L’école de l’Amour

Frères et sœurs, pourquoi célébrer la sainte famille ? D’abord parce que nous l’aimons et la vénérons. Mais aussi pour la prendre pour modèle. La famille est en effet une institution à la fois fondamentale et fragile. Fondamentale, parce qu’elle est une école de l’amour, et que c’est là que se situe le plus important dans la vie, la source de notre bonheur. Fragile, parce que notre amour est fragile : certains d’entre nous sont des génies en sciences ou en art, mais nous sommes tous des débutants en amour. Aujourd’hui plus que jamais, la famille est en danger : un couple sur deux divorce,  et certains considèrent l’enfant comme une marchandise et les personnes âgées et/ou malades comme des poids pour la société.
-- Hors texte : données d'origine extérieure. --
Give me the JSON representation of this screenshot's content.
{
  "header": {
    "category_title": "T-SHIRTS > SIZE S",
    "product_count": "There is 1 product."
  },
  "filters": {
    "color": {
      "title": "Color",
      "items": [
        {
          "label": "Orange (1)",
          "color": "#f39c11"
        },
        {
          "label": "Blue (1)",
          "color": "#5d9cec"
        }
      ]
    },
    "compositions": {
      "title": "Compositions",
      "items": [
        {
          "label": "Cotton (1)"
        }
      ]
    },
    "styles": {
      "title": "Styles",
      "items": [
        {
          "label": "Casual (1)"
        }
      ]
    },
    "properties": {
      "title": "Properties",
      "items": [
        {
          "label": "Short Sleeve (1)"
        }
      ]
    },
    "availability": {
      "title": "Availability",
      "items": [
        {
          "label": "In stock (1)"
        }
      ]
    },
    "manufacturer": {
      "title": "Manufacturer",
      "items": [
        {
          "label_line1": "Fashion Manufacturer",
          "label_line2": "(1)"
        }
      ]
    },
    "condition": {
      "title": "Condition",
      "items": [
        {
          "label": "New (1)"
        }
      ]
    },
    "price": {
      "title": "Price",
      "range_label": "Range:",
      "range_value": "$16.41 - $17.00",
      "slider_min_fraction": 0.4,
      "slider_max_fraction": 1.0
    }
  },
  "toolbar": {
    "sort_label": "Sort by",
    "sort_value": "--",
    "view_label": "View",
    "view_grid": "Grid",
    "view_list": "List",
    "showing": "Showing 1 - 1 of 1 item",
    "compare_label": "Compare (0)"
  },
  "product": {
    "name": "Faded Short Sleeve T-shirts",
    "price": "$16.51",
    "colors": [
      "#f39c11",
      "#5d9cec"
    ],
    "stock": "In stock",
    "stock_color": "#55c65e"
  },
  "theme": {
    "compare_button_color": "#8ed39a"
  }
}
Alors, qu’est-ce que la Sainte Famille peut nous enseigner ? Elle nous enseigne à pratiquer le plus grand des commandements : l’amour de Dieu, l’amour du prochain, l’amour de soi-même.

 

Pour commencer, nous sommes appelés à aimer Dieu de tout notre être, car c’est de Lui que nous tenons la Vie. Or, la tentation des parents, c’est de considérer qu’ils sont les auteurs de la vie de leur enfant, et donc aussi ses maîtres. Cette tentation est très forte aujourd’hui où l’homme s’est transformé en démiurge et souhaite fabriquer les vivants selon ses désirs. La contraception, qui permet de maîtriser le désir d’enfant, l’avortement, qui permet la suppression des enfants non désirés, et toutes les techniques de création in vitro vont dans le même sens, celui d’une humanité qui veut se mettre à la place de Dieu[i]. Cette tentation a néanmoins toujours existé, et c’est pourquoi le Seigneur avait demandé à Abraham de sacrifier son enfant : non pour l’éliminer, mais pour le lui redonner avec un esprit nouveau, en respectant sa liberté. « Vos enfants ne sont pas vos enfants » écrivait Khalil Gibran.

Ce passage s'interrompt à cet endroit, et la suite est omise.